Durante una audiencia en la Corte Distrital de Washington D.C, Butina admitió que ella y su novio, el operativo republicano Paul Erickson, trabajaron y conspiraron con un agente ruso para “crear líneas no oficiales de comunicación con estadounidenses influyentes en la política”.

Se reporta que el agente ruso es Alexander Torshin, subdirector del Banco Central de Rusia.
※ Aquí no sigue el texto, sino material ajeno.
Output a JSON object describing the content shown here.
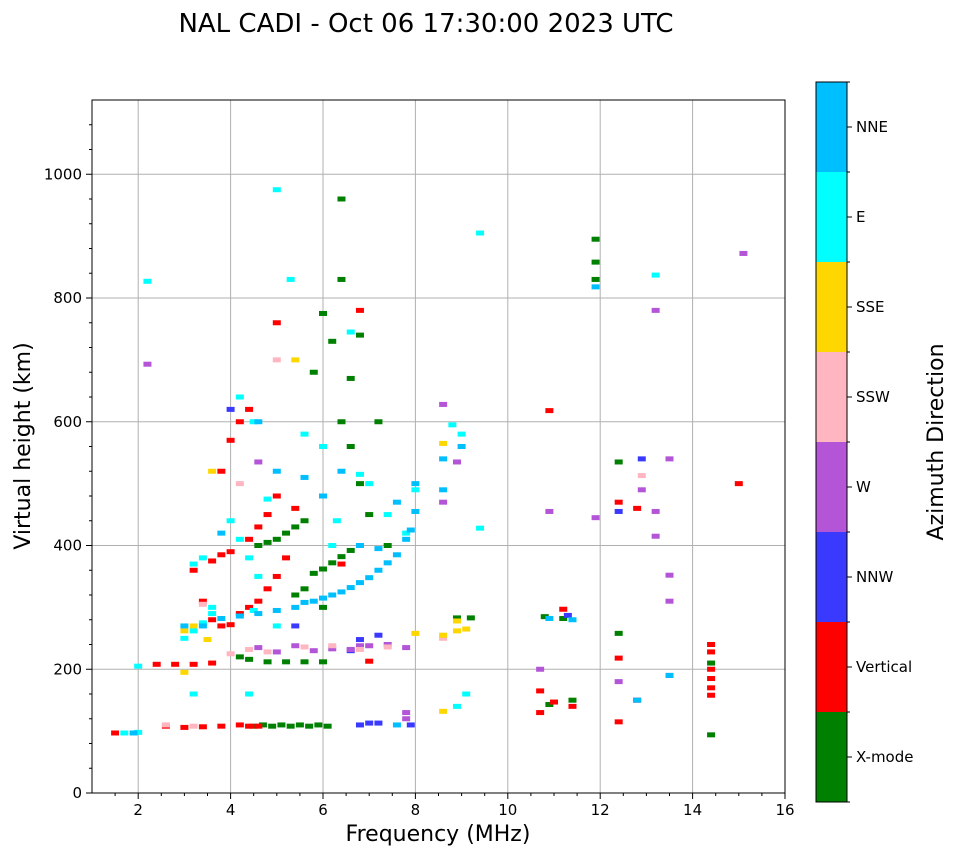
{
  "chart_data": {
    "type": "scatter",
    "title": "NAL CADI - Oct 06 17:30:00 2023 UTC",
    "xlabel": "Frequency (MHz)",
    "ylabel": "Virtual height (km)",
    "xlim": [
      1,
      16
    ],
    "ylim": [
      0,
      1120
    ],
    "xticks": [
      2,
      4,
      6,
      8,
      10,
      12,
      14,
      16
    ],
    "yticks": [
      0,
      200,
      400,
      600,
      800,
      1000
    ],
    "grid": true,
    "colorbar": {
      "title": "Azimuth Direction",
      "categories": [
        {
          "label": "X-mode",
          "color": "#008000"
        },
        {
          "label": "Vertical",
          "color": "#ff0000"
        },
        {
          "label": "NNW",
          "color": "#3a3aff"
        },
        {
          "label": "W",
          "color": "#b455d8"
        },
        {
          "label": "SSW",
          "color": "#ffb6c1"
        },
        {
          "label": "SSE",
          "color": "#ffd700"
        },
        {
          "label": "E",
          "color": "#00ffff"
        },
        {
          "label": "NNE",
          "color": "#00bfff"
        }
      ]
    },
    "series": [
      {
        "name": "X-mode",
        "points": [
          [
            4.5,
            108
          ],
          [
            4.7,
            110
          ],
          [
            4.9,
            108
          ],
          [
            5.1,
            110
          ],
          [
            5.3,
            108
          ],
          [
            5.5,
            110
          ],
          [
            5.7,
            108
          ],
          [
            5.9,
            110
          ],
          [
            6.1,
            108
          ],
          [
            4.2,
            220
          ],
          [
            4.4,
            216
          ],
          [
            4.8,
            212
          ],
          [
            5.2,
            212
          ],
          [
            5.6,
            212
          ],
          [
            6.0,
            212
          ],
          [
            4.6,
            400
          ],
          [
            4.8,
            405
          ],
          [
            5.0,
            410
          ],
          [
            5.2,
            420
          ],
          [
            5.4,
            430
          ],
          [
            5.6,
            440
          ],
          [
            5.8,
            355
          ],
          [
            6.0,
            362
          ],
          [
            6.2,
            372
          ],
          [
            6.4,
            382
          ],
          [
            6.6,
            392
          ],
          [
            5.4,
            320
          ],
          [
            5.6,
            330
          ],
          [
            6.0,
            300
          ],
          [
            6.4,
            960
          ],
          [
            6.4,
            830
          ],
          [
            6.4,
            600
          ],
          [
            6.6,
            560
          ],
          [
            6.8,
            500
          ],
          [
            7.0,
            450
          ],
          [
            7.2,
            600
          ],
          [
            7.4,
            400
          ],
          [
            11.9,
            895
          ],
          [
            11.9,
            858
          ],
          [
            11.9,
            830
          ],
          [
            12.4,
            535
          ],
          [
            12.4,
            258
          ],
          [
            14.4,
            94
          ],
          [
            14.4,
            210
          ],
          [
            11.4,
            150
          ],
          [
            10.9,
            143
          ],
          [
            10.8,
            285
          ],
          [
            11.2,
            282
          ],
          [
            8.9,
            283
          ],
          [
            9.2,
            283
          ],
          [
            6.8,
            740
          ],
          [
            6.0,
            775
          ],
          [
            6.2,
            730
          ],
          [
            5.8,
            680
          ],
          [
            6.6,
            670
          ]
        ]
      },
      {
        "name": "Vertical",
        "points": [
          [
            1.5,
            97
          ],
          [
            2.6,
            108
          ],
          [
            3.0,
            106
          ],
          [
            3.4,
            107
          ],
          [
            3.8,
            108
          ],
          [
            4.2,
            110
          ],
          [
            4.4,
            108
          ],
          [
            4.6,
            108
          ],
          [
            2.4,
            208
          ],
          [
            2.8,
            208
          ],
          [
            3.2,
            208
          ],
          [
            3.6,
            210
          ],
          [
            7.0,
            213
          ],
          [
            3.2,
            360
          ],
          [
            3.6,
            375
          ],
          [
            3.8,
            385
          ],
          [
            4.0,
            390
          ],
          [
            4.4,
            410
          ],
          [
            4.6,
            430
          ],
          [
            4.8,
            450
          ],
          [
            5.0,
            480
          ],
          [
            3.6,
            280
          ],
          [
            3.8,
            270
          ],
          [
            4.0,
            272
          ],
          [
            4.2,
            290
          ],
          [
            4.4,
            300
          ],
          [
            4.6,
            310
          ],
          [
            4.8,
            330
          ],
          [
            5.0,
            350
          ],
          [
            5.2,
            380
          ],
          [
            3.4,
            310
          ],
          [
            3.8,
            520
          ],
          [
            4.0,
            570
          ],
          [
            4.2,
            600
          ],
          [
            4.4,
            620
          ],
          [
            5.0,
            760
          ],
          [
            5.4,
            460
          ],
          [
            6.4,
            370
          ],
          [
            6.8,
            780
          ],
          [
            10.7,
            165
          ],
          [
            10.7,
            130
          ],
          [
            11.0,
            147
          ],
          [
            11.4,
            140
          ],
          [
            11.2,
            297
          ],
          [
            10.9,
            618
          ],
          [
            12.4,
            470
          ],
          [
            12.8,
            460
          ],
          [
            12.8,
            150
          ],
          [
            12.4,
            218
          ],
          [
            12.4,
            115
          ],
          [
            14.4,
            240
          ],
          [
            14.4,
            228
          ],
          [
            14.4,
            200
          ],
          [
            14.4,
            185
          ],
          [
            14.4,
            170
          ],
          [
            14.4,
            158
          ],
          [
            15.0,
            500
          ]
        ]
      },
      {
        "name": "NNW",
        "points": [
          [
            6.8,
            110
          ],
          [
            7.0,
            113
          ],
          [
            7.2,
            113
          ],
          [
            7.9,
            110
          ],
          [
            7.2,
            255
          ],
          [
            6.8,
            248
          ],
          [
            12.4,
            455
          ],
          [
            12.9,
            540
          ],
          [
            11.3,
            287
          ],
          [
            13.5,
            190
          ],
          [
            4.0,
            620
          ],
          [
            5.4,
            270
          ],
          [
            6.6,
            230
          ]
        ]
      },
      {
        "name": "W",
        "points": [
          [
            4.6,
            235
          ],
          [
            5.0,
            228
          ],
          [
            5.4,
            238
          ],
          [
            5.8,
            230
          ],
          [
            6.2,
            233
          ],
          [
            6.6,
            232
          ],
          [
            6.8,
            238
          ],
          [
            7.0,
            238
          ],
          [
            7.4,
            240
          ],
          [
            7.8,
            235
          ],
          [
            8.6,
            628
          ],
          [
            8.6,
            470
          ],
          [
            8.9,
            535
          ],
          [
            10.7,
            200
          ],
          [
            10.9,
            455
          ],
          [
            11.9,
            445
          ],
          [
            12.4,
            180
          ],
          [
            12.9,
            490
          ],
          [
            13.2,
            455
          ],
          [
            13.2,
            415
          ],
          [
            13.2,
            780
          ],
          [
            13.5,
            540
          ],
          [
            13.5,
            352
          ],
          [
            13.5,
            310
          ],
          [
            15.1,
            872
          ],
          [
            2.2,
            693
          ],
          [
            4.6,
            535
          ],
          [
            7.8,
            130
          ],
          [
            7.8,
            120
          ]
        ]
      },
      {
        "name": "SSW",
        "points": [
          [
            2.6,
            110
          ],
          [
            3.2,
            108
          ],
          [
            4.0,
            225
          ],
          [
            4.4,
            232
          ],
          [
            4.8,
            228
          ],
          [
            5.6,
            236
          ],
          [
            6.2,
            238
          ],
          [
            6.8,
            232
          ],
          [
            7.4,
            236
          ],
          [
            8.6,
            250
          ],
          [
            12.9,
            513
          ],
          [
            3.4,
            305
          ],
          [
            4.2,
            500
          ],
          [
            5.0,
            700
          ]
        ]
      },
      {
        "name": "SSE",
        "points": [
          [
            3.0,
            262
          ],
          [
            3.2,
            270
          ],
          [
            3.5,
            248
          ],
          [
            3.6,
            520
          ],
          [
            5.4,
            700
          ],
          [
            8.6,
            255
          ],
          [
            8.6,
            565
          ],
          [
            8.9,
            278
          ],
          [
            8.9,
            262
          ],
          [
            9.1,
            265
          ],
          [
            8.6,
            132
          ],
          [
            8.0,
            258
          ],
          [
            3.0,
            195
          ]
        ]
      },
      {
        "name": "E",
        "points": [
          [
            1.7,
            97
          ],
          [
            2.0,
            98
          ],
          [
            2.2,
            827
          ],
          [
            2.0,
            205
          ],
          [
            3.0,
            250
          ],
          [
            3.2,
            262
          ],
          [
            3.4,
            275
          ],
          [
            3.6,
            290
          ],
          [
            3.2,
            370
          ],
          [
            3.4,
            380
          ],
          [
            3.6,
            300
          ],
          [
            4.0,
            440
          ],
          [
            4.2,
            410
          ],
          [
            4.4,
            380
          ],
          [
            4.6,
            350
          ],
          [
            4.2,
            640
          ],
          [
            4.5,
            600
          ],
          [
            4.8,
            475
          ],
          [
            5.0,
            975
          ],
          [
            5.3,
            830
          ],
          [
            5.6,
            580
          ],
          [
            6.0,
            560
          ],
          [
            6.3,
            440
          ],
          [
            6.2,
            400
          ],
          [
            6.6,
            745
          ],
          [
            6.8,
            515
          ],
          [
            7.0,
            500
          ],
          [
            7.4,
            450
          ],
          [
            7.8,
            420
          ],
          [
            8.0,
            490
          ],
          [
            8.8,
            595
          ],
          [
            9.0,
            580
          ],
          [
            9.4,
            905
          ],
          [
            9.4,
            428
          ],
          [
            9.1,
            160
          ],
          [
            8.9,
            140
          ],
          [
            13.2,
            837
          ],
          [
            4.4,
            160
          ],
          [
            3.2,
            160
          ],
          [
            4.5,
            295
          ],
          [
            5.0,
            270
          ]
        ]
      },
      {
        "name": "NNE",
        "points": [
          [
            1.9,
            97
          ],
          [
            3.0,
            270
          ],
          [
            3.4,
            270
          ],
          [
            3.8,
            282
          ],
          [
            4.2,
            286
          ],
          [
            4.6,
            290
          ],
          [
            5.0,
            295
          ],
          [
            5.4,
            300
          ],
          [
            5.6,
            308
          ],
          [
            5.8,
            310
          ],
          [
            6.0,
            315
          ],
          [
            6.2,
            320
          ],
          [
            6.4,
            325
          ],
          [
            6.6,
            332
          ],
          [
            6.8,
            340
          ],
          [
            7.0,
            348
          ],
          [
            7.2,
            360
          ],
          [
            7.4,
            372
          ],
          [
            7.6,
            385
          ],
          [
            7.8,
            410
          ],
          [
            7.9,
            425
          ],
          [
            8.0,
            455
          ],
          [
            8.0,
            500
          ],
          [
            8.6,
            490
          ],
          [
            8.6,
            540
          ],
          [
            9.0,
            560
          ],
          [
            11.9,
            818
          ],
          [
            12.8,
            150
          ],
          [
            13.5,
            190
          ],
          [
            10.9,
            282
          ],
          [
            11.4,
            280
          ],
          [
            7.6,
            110
          ],
          [
            4.6,
            600
          ],
          [
            5.0,
            520
          ],
          [
            5.6,
            510
          ],
          [
            6.0,
            480
          ],
          [
            6.4,
            520
          ],
          [
            6.8,
            400
          ],
          [
            7.2,
            395
          ],
          [
            7.6,
            470
          ],
          [
            3.8,
            420
          ]
        ]
      }
    ]
  }
}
Torshin fue sancionado por el gobierno estadounidense el pasado mes de abril.

Después de llegar a EEUU, la supuesta espía se matriculó en la Universidad Americana en Washington D.C, y se convirtió en defensora del derecho a las armas, lo cual la llevó a trabajar con importantes miembros de la Asociación Nacional del Rifle (NRA por sus siglas en inglés).

Los fiscales dijeron que, en 2015, Butina presentó una propuesta llamada “Descripción del Proyecto Diplomacia”, en la cual actuaría como un canal de comunicación entre Rusia y EEUU.

Los fiscales también dijeron que la ciudadana rusa auspició “cenas de amistad” en las cuales buscaba crear canales de comunicación con políticos estadounidenses de alto rango.

En julio fue acusada de conspirar para trabajar a favor de Moscú y de ser una espía rusa.

Aunque aún no se ha decidido su condena, Butina se enfrenta a hasta cinco años de prisión, y es posible que sea extraditada después de cumplir su pena.

La sentencia de Butina será anunciada en una audiencia en febrero.